The other person also has an image of himself, of you and how he feels you are treating him. These six points of view complicate communication, as does the fact that as we are sending messages we are simultaneously receiving and processing messages that come to us non-verbally.
The rational mind processes data at about 40 bits per second so it is not up to the task of processing all of this information and speak at the same time. Undergirding the act of communicating is something that operates far faster. It is called the cognitive unconscious and it is always on and processing information at an estimated rate of around 11 million bits per second. It communicates to us viscerally through accelerated heart rate, increased sweating, and the sense of uneasiness that proceeds fight and flight responses, among other things.
In the next post we’ll look at the cognitive unconscious, but for now let’s consider the impact of “six people” talking during an interview. Imagine an interviewee, named Sophie, speaking about her sizable accomplishments. Sophie thinks she is a superior performer based on her track record of success. (That’s one person.) She thinks her interviewer, Jackie, needs to hear just how much she can bring to her organization. (That’s two people.) Sophie sees Jackie looking at her intently until she drops her gaze to look at her resume and then she senses trouble. A sense of uneasiness makes her feel a little queazy. (How she feels she is being treated is the third person.)

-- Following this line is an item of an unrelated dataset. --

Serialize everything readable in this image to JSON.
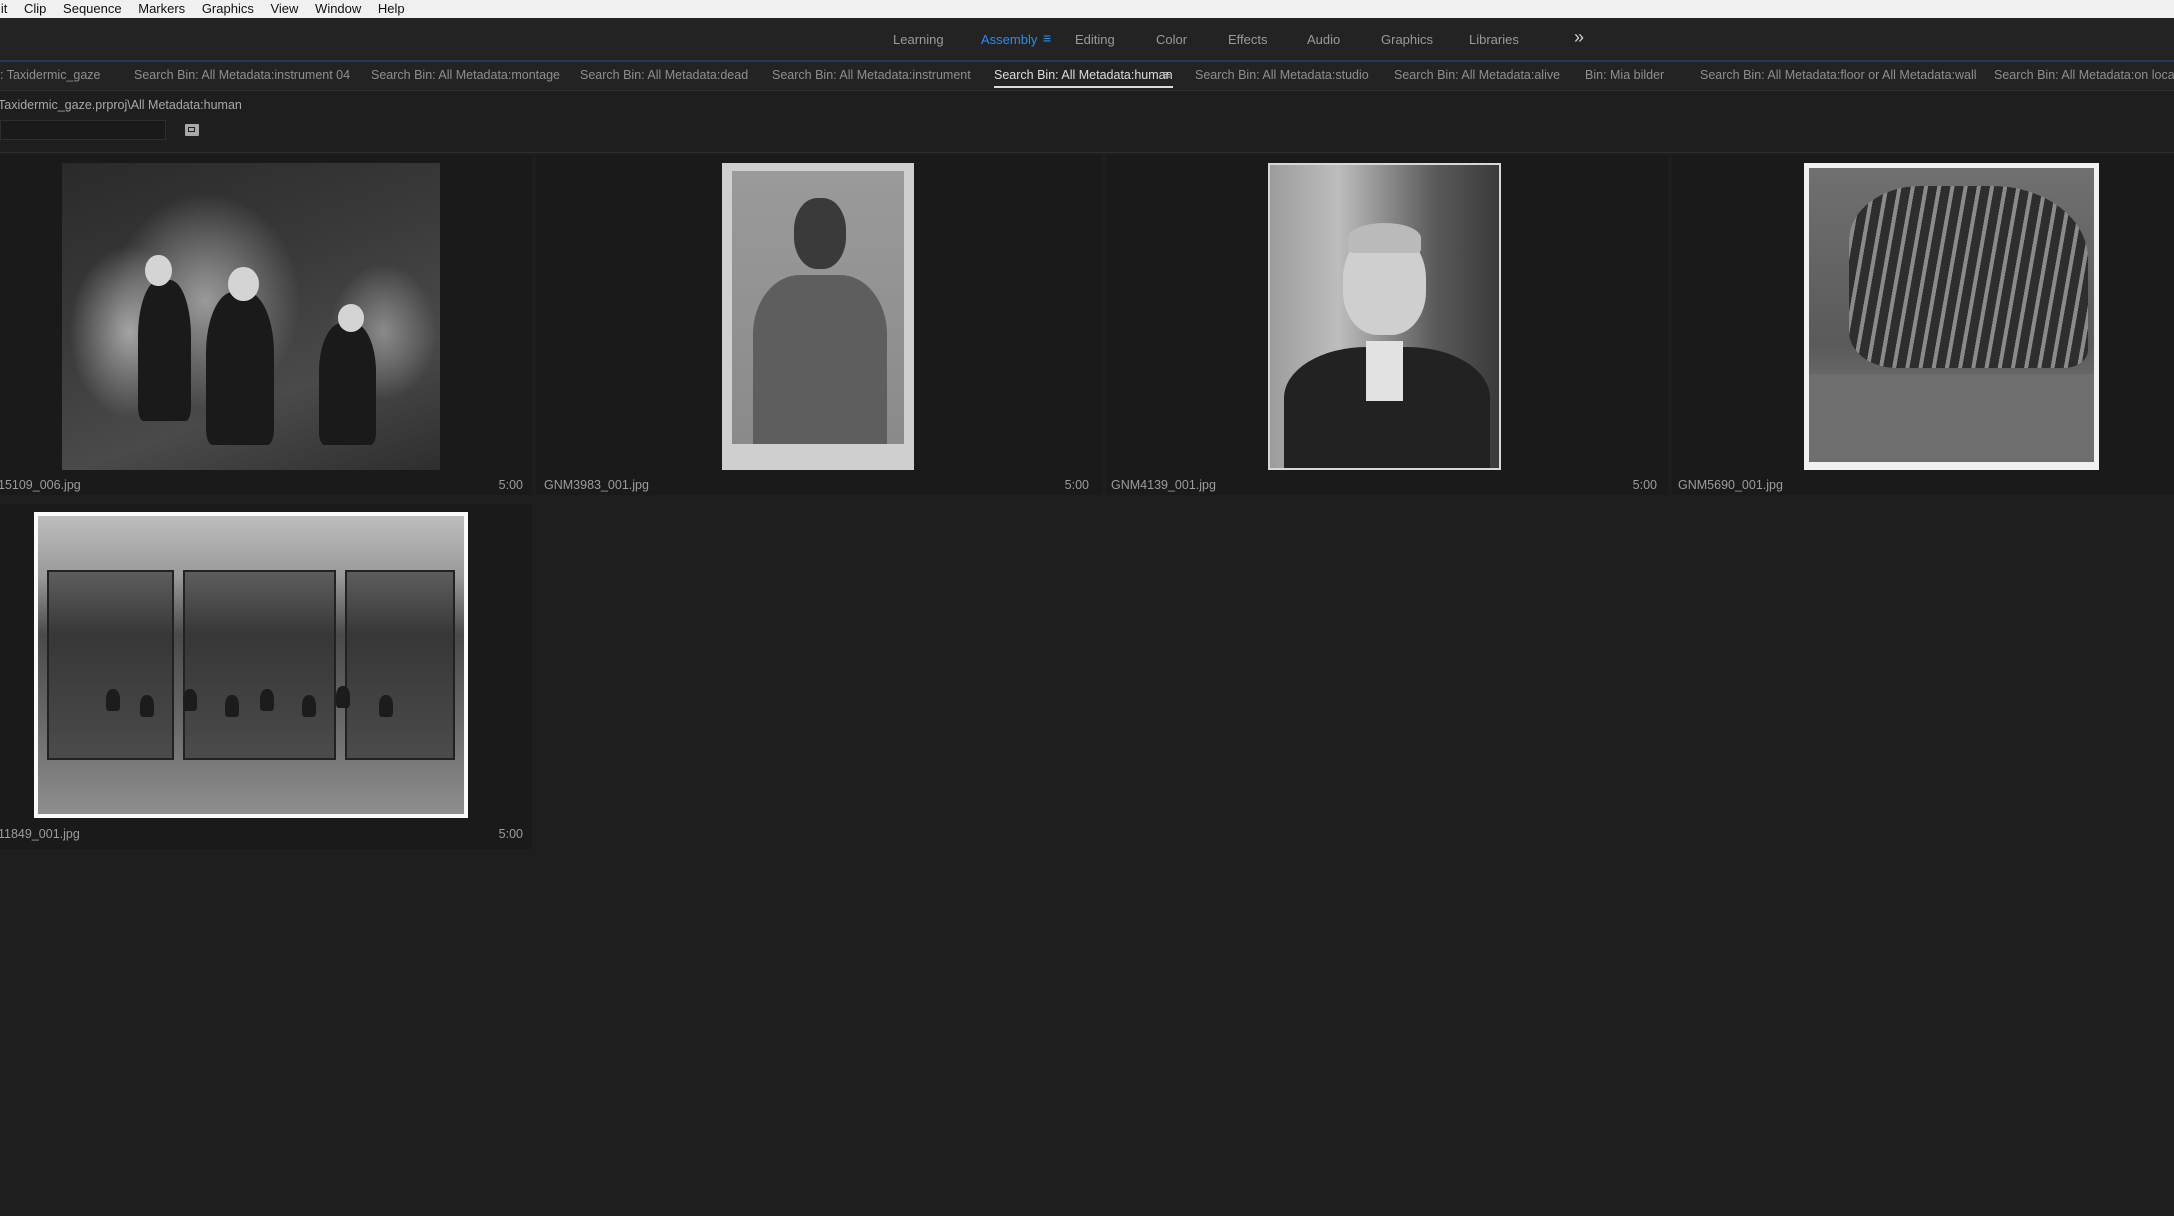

Sophie doesn’t realize that her tone, her overpowering sense of self, her intense expression, are all overwhelming Jackie. She fails to understand how there are also three people in this conversation on the other side of the table who are not receiving the message she is trying to communicate.
Person # 1: Jackie views herself as a good boss who builds strong teams.

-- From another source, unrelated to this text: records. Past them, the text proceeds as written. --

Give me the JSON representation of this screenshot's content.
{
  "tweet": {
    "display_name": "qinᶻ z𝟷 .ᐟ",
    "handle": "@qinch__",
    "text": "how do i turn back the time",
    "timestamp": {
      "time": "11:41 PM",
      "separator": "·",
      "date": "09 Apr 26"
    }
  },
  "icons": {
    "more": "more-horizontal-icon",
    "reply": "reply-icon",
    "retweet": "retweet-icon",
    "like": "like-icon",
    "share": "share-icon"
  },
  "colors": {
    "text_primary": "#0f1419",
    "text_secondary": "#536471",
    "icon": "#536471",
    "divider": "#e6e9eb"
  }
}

Person # 2: She looks at Sophie and she sees someone who is driven by the belief that she can do it all and others will be tolerated, but essentially they are in the way of her achieving great things.
Person # 3: Jackie sees Sophie as being an overbearing person who would probably bully her subordinates, because she feels like Sophie is in some ways trying to bully, intimidate or force her to make an offer. Sophie seems to be possessed by the belief that Jackie wouldn’t dare pass up on her talent.
But then Jackie looked down at Sophie’s resume during the interview, because in her mind the interview was over, and Sophie’s cognitive unconscious heard the same message loud and clear.